Das „Kasseler Symposium Feinmobilität“ wurde als dreitägige Veranstaltung an der Universität Kassel mit 60 Fachleuten abgehalten.
Aufbauend auf den Berichten des VCD und der SRL sowie den Erkenntnissen aus dem Symposium wurde die Kategorisierung von Fahrzeugen nach Größe, Gewicht und Geschwindigkeit in einem iterativen Prozess weiterentwickelt und mit Fachleuten diskutiert. Dabei wurden einige Berechnungsmethoden und betrachteten Merkmale als nicht zielführend erachtet. Nach der gründlichen Auseinandersetzung mit allen Optionen wurde eine sachlich fundierte Basis für eine Kategorisierung geschaffen, die zu einem Fachlichen Standard zur Klassifikation von Bewegungsmitteln nach Größe (G-Klassifikation) führte.

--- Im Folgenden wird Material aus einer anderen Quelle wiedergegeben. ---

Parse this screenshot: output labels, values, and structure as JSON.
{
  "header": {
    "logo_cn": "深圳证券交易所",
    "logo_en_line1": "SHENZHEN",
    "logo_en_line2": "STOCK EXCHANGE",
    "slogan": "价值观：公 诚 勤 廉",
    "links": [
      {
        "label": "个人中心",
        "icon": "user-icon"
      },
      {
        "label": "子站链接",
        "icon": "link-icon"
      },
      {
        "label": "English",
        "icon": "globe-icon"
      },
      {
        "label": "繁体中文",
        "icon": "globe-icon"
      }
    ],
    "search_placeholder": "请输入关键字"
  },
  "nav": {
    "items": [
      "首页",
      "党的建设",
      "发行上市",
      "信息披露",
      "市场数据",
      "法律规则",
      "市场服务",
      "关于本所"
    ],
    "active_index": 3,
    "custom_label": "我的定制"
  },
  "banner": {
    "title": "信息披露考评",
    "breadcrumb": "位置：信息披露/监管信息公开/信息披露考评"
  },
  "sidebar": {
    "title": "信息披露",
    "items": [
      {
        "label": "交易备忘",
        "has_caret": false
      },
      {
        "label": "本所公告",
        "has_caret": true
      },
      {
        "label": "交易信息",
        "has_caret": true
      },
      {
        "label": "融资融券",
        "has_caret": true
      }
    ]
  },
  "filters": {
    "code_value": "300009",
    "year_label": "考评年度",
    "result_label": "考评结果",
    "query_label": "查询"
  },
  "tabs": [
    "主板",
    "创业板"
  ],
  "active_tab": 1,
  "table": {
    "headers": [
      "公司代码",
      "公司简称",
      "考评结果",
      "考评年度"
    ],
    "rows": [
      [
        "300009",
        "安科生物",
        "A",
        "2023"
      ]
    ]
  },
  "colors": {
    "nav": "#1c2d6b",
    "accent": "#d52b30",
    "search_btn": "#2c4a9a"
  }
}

Mithilfe der G-Klassifikation konnten im Anschluss mögliche Anwendungsfelder definiert, Untersuchungen zu Umweltwirkungen der Feinmobilität durchgeführt sowie mögliche Infrastrukturentwürfe für den fließenden und ruhenden Verkehr entwickelt werden.

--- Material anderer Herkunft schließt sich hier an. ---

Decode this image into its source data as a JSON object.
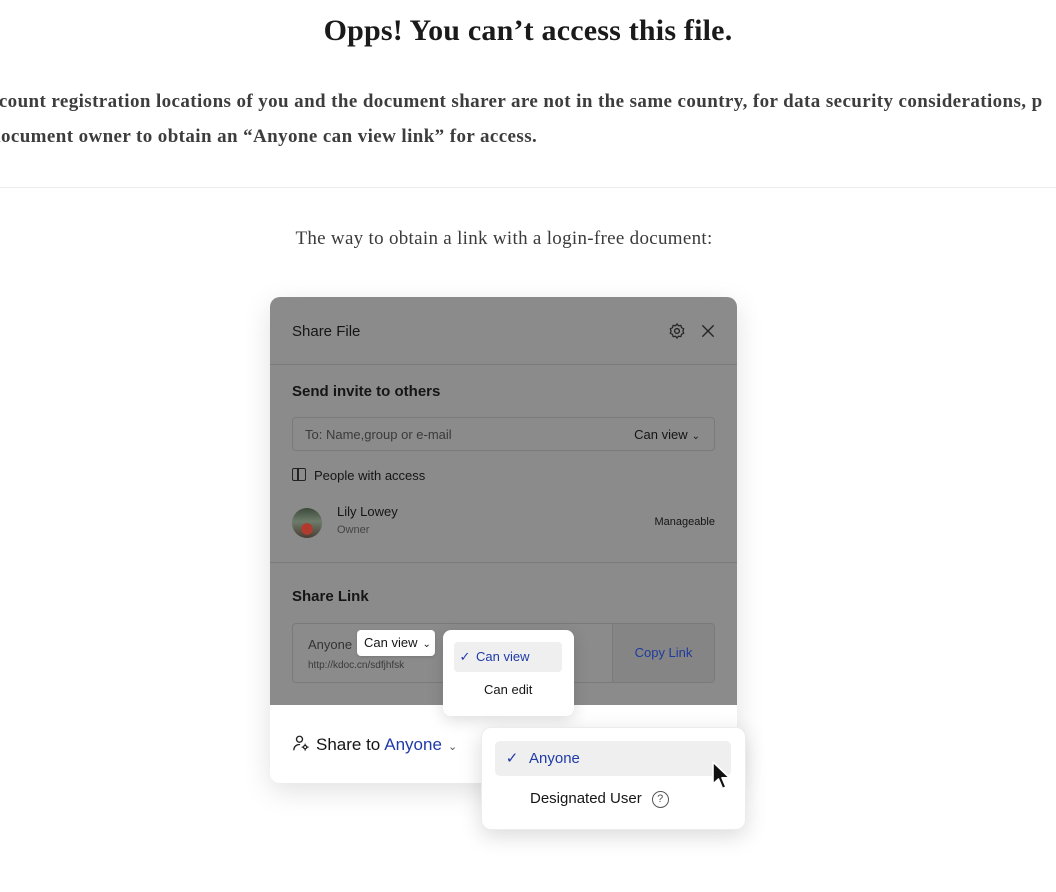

Diese Ergebnisse sind in das Standardwerk Feinmobilität mit dem Titel „Feinmobilität: Mehr Nachhaltigkeit durch kleine Fahrzeuge“ eingeflossen. Das Werk wurde in Zusammenarbeit der Projektpartner erstellt und umfasst sieben Kapitel, gespeist aus den aus dem Symposium und dem Fachgespräch gewonnenen Inhalten, intensiven Recherchen und eigener Ausarbeitungen zu Umweltwirkungen und Infrastrukturentwürfen.
Die entwickelte G-Klassifikation von Bewegungsmitteln beruht auf dem Konzept der Körnung, wie es von Baustoffen her bekannt ist (z. B. Gesteinskörnung von fein- bis grobkörnig). Betrachtet man die existierenden Bewegungsmittel unter dem Aspekt der Körnung, so stellt man fest, dass die Räderwelt eine nahezu stufenlose Größenpalette von Optionen für den Personenverkehr und den Transport leichter Güter bereithält.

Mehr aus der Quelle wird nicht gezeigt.